O evento abordou as dimensões da nova política pública e os recursos pedagógicos disponibilizados para sua execução, além de encaminhar orientações para adesão, construção e implementação dos planos de ação. Com o programa de educação financeira, o MEC assegura aos estudantes da educação básica os direitos de aprendizagem e desenvolvimento que lhes permitam reconhecer, compreender e analisar criticamente as relações econômicas que se manifestam na vida social, tomando decisões convergentes para o bem-estar individual e comum.   

A secretária de Educação Básica do MEC, Kátia Schweickardt, agradeceu a contribuição dos presentes na articulação da política e lembrou que ela deve estar alinhada à realidade do país, com foco nos estudantes mais vulnerabilizados. “A política deve dialogar com os currículos dentro das realidades territoriais do Brasil e na direção do enfrentamento das desigualdades”, afirmou.  

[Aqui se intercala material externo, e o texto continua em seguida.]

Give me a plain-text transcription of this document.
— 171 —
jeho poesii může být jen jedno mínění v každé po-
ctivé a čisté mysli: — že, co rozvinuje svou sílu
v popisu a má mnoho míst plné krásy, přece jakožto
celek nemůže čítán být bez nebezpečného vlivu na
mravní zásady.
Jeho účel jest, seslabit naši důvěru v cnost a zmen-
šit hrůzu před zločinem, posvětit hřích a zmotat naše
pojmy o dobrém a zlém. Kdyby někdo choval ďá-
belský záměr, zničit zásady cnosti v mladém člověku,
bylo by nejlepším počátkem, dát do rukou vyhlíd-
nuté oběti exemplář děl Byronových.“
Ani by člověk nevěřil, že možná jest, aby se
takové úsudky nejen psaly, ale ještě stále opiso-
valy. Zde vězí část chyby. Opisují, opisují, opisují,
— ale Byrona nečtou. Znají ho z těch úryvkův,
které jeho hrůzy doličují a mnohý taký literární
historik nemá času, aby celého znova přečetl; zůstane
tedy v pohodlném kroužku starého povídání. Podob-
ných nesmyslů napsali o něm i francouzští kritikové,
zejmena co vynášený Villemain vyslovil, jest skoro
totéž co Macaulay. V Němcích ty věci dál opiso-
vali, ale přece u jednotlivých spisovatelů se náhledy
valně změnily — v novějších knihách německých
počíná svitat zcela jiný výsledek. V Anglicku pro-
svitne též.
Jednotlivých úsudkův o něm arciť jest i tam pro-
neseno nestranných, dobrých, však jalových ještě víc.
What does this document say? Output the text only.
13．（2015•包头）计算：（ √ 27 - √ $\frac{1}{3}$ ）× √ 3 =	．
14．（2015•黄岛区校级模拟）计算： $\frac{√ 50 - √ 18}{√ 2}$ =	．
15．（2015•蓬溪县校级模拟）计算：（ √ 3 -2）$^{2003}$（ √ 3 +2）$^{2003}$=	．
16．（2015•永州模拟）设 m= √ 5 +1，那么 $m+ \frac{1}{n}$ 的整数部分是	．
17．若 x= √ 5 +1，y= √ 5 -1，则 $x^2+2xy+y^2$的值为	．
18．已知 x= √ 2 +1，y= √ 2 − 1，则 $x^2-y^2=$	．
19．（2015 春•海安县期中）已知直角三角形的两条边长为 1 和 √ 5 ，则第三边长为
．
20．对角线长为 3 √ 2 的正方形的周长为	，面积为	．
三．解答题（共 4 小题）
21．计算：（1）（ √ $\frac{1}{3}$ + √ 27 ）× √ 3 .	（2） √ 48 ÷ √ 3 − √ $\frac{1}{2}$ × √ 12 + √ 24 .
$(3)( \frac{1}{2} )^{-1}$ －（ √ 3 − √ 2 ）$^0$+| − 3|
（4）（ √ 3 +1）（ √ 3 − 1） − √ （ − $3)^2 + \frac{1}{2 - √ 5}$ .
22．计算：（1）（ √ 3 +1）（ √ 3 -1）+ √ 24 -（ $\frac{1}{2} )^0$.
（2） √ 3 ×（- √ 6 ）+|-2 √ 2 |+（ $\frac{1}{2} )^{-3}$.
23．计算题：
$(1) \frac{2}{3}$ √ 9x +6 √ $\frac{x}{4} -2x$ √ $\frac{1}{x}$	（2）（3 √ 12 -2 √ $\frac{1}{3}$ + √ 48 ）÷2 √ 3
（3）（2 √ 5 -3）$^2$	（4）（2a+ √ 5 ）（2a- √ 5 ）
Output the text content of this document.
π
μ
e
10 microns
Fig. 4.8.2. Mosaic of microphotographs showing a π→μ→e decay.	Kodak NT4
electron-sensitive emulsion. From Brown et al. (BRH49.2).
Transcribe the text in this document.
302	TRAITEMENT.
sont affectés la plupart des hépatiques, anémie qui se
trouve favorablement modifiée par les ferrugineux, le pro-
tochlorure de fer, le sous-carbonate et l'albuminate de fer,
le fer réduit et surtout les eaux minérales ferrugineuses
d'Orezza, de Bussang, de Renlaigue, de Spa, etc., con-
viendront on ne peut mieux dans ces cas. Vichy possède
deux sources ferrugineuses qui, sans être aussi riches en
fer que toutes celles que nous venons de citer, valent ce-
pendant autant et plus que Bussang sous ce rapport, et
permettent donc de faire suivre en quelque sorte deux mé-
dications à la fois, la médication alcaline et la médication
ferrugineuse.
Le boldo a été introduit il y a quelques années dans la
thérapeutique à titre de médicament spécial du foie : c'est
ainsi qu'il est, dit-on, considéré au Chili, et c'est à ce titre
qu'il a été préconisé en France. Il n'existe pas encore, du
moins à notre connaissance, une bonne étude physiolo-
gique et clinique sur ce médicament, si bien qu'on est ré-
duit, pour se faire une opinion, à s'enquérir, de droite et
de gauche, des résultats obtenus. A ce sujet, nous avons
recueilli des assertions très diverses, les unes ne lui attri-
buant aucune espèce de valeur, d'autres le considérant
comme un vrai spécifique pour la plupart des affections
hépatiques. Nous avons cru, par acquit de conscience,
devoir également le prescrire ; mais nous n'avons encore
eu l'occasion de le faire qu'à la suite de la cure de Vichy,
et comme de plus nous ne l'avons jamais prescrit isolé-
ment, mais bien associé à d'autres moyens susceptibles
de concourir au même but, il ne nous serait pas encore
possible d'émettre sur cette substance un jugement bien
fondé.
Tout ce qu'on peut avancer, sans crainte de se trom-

Ao contextualizar dados do Censo Escolar 2024, divulgados também na quarta-feira (9), Schweickardt indicou que “a partir de uma certa idade, a distorção idade-ano, que tira direitos desses adolescentes, se aprofunda. Em certas regiões, tem cor, raça, gênero e renda, disse. Educação financeira é falar de combate à desigualdade, senão, não vai adiantar. Estamos falando muito com as crianças e adolescentes da importância de entenderem e melhorarem sua relação com o dinheiro. Mas não dinheiro enquanto um papel, mas como um motor de possibilidades de ter uma trajetória acadêmica e de vida sustentável, com seus direitos garantidos”, defendeu Kátia Schweickardt.   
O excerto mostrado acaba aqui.